Jumat 09 Apr 2010 21:07 WIB

Proses Cepat yang Melumat Peradaban

Red: irf
ilustrasi
ilustrasi

Oleh Imam Nur Suharno MPdI

Suatu hari, para pembesar Quraisy menggelar rapat khusus. Pasalnya, salah seorang wanita Quraisy dari Bani Makhzum telah mencuri. Antara panik dan resah karena takut kasus ini terekspos ke publik, mereka pun berpikir keras. Siapa orang yang bisa melobi Rasulullah SAW untuk mempetieskan kasus ini. Pilihan pun jatuh ke Usamah bin Zaid.

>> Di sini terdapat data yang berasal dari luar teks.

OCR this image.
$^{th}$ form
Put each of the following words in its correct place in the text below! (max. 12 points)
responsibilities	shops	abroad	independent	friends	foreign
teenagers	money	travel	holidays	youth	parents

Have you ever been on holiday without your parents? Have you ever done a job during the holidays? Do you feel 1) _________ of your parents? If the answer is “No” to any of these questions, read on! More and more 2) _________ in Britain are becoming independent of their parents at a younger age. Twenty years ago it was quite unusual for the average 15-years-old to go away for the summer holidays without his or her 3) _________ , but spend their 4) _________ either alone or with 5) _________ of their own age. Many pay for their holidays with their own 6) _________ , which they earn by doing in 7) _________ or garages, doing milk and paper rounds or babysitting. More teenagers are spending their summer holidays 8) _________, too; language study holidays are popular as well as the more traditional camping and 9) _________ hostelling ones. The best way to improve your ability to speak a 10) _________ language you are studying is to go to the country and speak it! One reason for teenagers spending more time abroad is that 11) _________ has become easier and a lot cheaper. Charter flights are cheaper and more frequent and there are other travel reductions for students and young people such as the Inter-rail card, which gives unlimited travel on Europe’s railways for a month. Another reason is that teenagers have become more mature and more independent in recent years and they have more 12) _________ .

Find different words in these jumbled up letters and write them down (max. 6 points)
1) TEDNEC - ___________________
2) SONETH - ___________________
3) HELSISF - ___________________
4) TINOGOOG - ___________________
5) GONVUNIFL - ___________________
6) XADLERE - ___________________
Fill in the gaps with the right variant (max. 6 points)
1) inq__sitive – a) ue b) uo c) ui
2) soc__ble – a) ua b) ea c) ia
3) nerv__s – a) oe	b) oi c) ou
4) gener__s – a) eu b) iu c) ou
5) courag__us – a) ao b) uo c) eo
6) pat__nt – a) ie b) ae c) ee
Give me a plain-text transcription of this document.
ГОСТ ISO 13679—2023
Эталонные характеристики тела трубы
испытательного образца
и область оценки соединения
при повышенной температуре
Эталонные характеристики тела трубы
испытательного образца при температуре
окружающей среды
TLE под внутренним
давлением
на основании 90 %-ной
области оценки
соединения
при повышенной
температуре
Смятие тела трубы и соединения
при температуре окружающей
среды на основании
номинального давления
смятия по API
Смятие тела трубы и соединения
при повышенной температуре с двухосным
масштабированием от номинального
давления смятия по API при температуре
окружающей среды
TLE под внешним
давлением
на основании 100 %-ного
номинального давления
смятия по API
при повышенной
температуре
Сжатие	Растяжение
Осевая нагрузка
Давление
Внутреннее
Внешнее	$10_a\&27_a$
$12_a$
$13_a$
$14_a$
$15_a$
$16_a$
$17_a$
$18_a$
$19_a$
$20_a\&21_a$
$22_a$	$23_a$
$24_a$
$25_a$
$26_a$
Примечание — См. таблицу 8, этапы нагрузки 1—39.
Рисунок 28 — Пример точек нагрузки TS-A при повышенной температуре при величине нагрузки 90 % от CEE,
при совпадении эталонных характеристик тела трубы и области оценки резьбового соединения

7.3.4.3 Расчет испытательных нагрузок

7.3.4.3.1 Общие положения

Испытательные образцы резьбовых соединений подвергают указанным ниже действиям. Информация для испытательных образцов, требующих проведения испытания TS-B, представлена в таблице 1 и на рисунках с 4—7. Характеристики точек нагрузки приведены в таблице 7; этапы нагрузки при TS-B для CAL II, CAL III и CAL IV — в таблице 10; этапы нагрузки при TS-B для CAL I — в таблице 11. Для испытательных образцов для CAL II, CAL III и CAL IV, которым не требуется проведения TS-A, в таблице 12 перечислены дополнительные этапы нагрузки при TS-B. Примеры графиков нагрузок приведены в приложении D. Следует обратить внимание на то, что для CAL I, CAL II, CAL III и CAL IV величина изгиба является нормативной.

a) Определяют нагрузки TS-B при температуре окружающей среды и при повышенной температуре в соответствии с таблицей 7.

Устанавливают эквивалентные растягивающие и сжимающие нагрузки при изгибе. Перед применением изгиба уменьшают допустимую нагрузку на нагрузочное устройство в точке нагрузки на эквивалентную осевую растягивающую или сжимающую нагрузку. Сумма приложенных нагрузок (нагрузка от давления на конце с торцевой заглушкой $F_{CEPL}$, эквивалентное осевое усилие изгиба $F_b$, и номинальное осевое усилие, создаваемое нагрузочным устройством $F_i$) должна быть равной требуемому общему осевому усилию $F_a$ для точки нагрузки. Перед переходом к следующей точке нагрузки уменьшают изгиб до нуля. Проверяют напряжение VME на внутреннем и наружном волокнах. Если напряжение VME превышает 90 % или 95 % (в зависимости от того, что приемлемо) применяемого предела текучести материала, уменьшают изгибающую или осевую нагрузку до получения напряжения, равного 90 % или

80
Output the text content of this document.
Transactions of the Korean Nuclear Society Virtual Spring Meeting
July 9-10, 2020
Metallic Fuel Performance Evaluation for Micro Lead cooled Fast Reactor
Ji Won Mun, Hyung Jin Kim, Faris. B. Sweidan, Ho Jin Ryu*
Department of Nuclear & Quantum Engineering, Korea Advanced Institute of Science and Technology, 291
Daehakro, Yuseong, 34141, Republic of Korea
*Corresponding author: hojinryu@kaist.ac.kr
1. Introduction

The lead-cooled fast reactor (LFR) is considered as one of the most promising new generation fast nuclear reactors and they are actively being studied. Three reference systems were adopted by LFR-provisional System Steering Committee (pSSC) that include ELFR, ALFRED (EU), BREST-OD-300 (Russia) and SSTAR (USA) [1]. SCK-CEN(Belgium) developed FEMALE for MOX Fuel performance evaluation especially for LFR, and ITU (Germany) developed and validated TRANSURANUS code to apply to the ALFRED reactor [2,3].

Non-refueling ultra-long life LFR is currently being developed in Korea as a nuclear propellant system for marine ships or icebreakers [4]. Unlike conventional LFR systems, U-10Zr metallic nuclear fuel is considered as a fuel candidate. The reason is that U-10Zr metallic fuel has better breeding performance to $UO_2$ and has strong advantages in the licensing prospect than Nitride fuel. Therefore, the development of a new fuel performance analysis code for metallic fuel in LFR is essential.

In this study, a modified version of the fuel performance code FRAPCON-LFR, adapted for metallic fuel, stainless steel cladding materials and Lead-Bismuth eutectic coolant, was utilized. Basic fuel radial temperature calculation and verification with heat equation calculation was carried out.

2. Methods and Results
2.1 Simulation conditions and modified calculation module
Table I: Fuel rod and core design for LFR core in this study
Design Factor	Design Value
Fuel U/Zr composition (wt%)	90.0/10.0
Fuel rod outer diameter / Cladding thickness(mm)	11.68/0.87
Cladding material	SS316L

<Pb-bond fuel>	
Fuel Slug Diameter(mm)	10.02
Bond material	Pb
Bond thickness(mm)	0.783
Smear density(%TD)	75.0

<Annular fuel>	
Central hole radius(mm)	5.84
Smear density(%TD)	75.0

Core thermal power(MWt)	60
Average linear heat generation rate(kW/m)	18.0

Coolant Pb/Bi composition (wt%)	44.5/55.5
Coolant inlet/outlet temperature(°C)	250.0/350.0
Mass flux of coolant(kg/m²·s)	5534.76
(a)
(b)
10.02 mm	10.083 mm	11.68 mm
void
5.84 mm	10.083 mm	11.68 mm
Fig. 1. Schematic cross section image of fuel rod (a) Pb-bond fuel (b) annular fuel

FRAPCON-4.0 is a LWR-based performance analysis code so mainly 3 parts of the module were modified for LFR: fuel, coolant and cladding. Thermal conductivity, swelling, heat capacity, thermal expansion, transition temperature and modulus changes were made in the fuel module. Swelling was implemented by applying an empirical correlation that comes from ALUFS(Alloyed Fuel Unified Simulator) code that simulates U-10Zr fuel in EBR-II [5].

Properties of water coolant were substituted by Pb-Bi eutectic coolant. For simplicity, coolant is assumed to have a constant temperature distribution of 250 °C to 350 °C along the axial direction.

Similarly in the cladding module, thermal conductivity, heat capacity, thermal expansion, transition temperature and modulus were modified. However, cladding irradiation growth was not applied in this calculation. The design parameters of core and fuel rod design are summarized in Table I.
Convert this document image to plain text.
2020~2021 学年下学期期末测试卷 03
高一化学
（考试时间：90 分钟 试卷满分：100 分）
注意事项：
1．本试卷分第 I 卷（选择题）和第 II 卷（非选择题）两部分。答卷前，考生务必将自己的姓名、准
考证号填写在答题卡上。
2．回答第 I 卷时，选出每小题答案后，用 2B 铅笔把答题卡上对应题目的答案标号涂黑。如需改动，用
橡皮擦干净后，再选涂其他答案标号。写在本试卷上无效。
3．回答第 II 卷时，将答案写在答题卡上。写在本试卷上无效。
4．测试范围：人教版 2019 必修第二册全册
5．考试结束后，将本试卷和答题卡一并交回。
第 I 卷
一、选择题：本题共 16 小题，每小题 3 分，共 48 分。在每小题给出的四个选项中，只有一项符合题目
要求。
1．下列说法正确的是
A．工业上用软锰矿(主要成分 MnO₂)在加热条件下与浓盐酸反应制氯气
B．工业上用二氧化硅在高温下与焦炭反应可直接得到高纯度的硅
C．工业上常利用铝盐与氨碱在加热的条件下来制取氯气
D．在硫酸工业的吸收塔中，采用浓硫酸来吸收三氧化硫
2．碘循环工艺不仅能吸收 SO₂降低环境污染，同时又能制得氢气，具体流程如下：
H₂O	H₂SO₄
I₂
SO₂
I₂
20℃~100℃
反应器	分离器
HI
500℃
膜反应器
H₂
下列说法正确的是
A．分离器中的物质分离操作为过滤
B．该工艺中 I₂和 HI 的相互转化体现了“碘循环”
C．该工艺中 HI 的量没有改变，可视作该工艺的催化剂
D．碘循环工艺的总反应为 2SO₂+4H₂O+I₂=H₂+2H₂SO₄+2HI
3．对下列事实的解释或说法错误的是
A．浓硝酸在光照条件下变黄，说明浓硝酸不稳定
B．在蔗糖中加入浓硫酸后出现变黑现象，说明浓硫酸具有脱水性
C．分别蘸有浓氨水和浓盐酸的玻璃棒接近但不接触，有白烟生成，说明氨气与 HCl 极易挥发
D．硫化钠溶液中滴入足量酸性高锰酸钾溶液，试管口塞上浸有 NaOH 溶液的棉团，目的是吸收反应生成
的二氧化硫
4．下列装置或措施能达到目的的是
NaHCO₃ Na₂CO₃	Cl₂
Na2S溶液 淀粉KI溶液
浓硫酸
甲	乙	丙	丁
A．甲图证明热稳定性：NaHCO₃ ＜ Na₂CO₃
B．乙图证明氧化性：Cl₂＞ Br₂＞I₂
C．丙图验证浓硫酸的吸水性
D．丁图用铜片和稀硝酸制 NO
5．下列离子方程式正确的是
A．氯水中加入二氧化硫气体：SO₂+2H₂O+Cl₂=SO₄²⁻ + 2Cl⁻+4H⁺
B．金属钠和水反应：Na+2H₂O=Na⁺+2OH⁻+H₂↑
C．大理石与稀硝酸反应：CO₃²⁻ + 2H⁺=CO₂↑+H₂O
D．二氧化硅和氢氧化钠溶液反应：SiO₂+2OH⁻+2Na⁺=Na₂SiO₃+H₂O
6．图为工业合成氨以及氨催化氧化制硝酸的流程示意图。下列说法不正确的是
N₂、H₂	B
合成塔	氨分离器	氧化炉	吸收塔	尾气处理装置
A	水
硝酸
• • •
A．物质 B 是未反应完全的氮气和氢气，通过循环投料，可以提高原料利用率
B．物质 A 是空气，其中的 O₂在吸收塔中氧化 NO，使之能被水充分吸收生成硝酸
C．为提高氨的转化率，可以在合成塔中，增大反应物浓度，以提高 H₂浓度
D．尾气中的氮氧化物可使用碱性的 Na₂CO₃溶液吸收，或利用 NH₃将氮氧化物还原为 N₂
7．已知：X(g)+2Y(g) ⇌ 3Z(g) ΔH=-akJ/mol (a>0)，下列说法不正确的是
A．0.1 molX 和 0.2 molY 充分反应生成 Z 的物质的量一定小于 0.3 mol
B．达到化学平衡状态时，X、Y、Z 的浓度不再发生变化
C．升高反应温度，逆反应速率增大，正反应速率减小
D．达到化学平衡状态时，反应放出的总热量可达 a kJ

Usamah bergegas menemui Rasulullah SAW dengan sangat hati-hati dan penuh harap. Pemuda kesayangan Nabi SAW itu mengungkapkan maksud kedatangannya. Intinya, ia meminta hak khusus agar Nabi SAW tidak memidanakan kasus ini. Paham akan kedatangan Usamah, Rasulullah SAW menjadi merah wajahnya. Beliau menahan marah luar biasa. Lalu, Rasulullah SAW berdiri seraya berkata, "Sesungguhnya, yang telah menghancurkan orang-orang sebelum kamu adalah (sikap tercela mereka). Apabila yang mencuri itu adalah orang terpandang di antara mereka, mereka membiarkannya. Namun, apabila yang mencuri itu adalah orang yang lemah, mereka menegakkan hukuman atasnya. Demi Allah, andai Fatimah, putri Muhammad, mencuri niscaya aku potong tangannya." (HR Bukhari dan Muslim).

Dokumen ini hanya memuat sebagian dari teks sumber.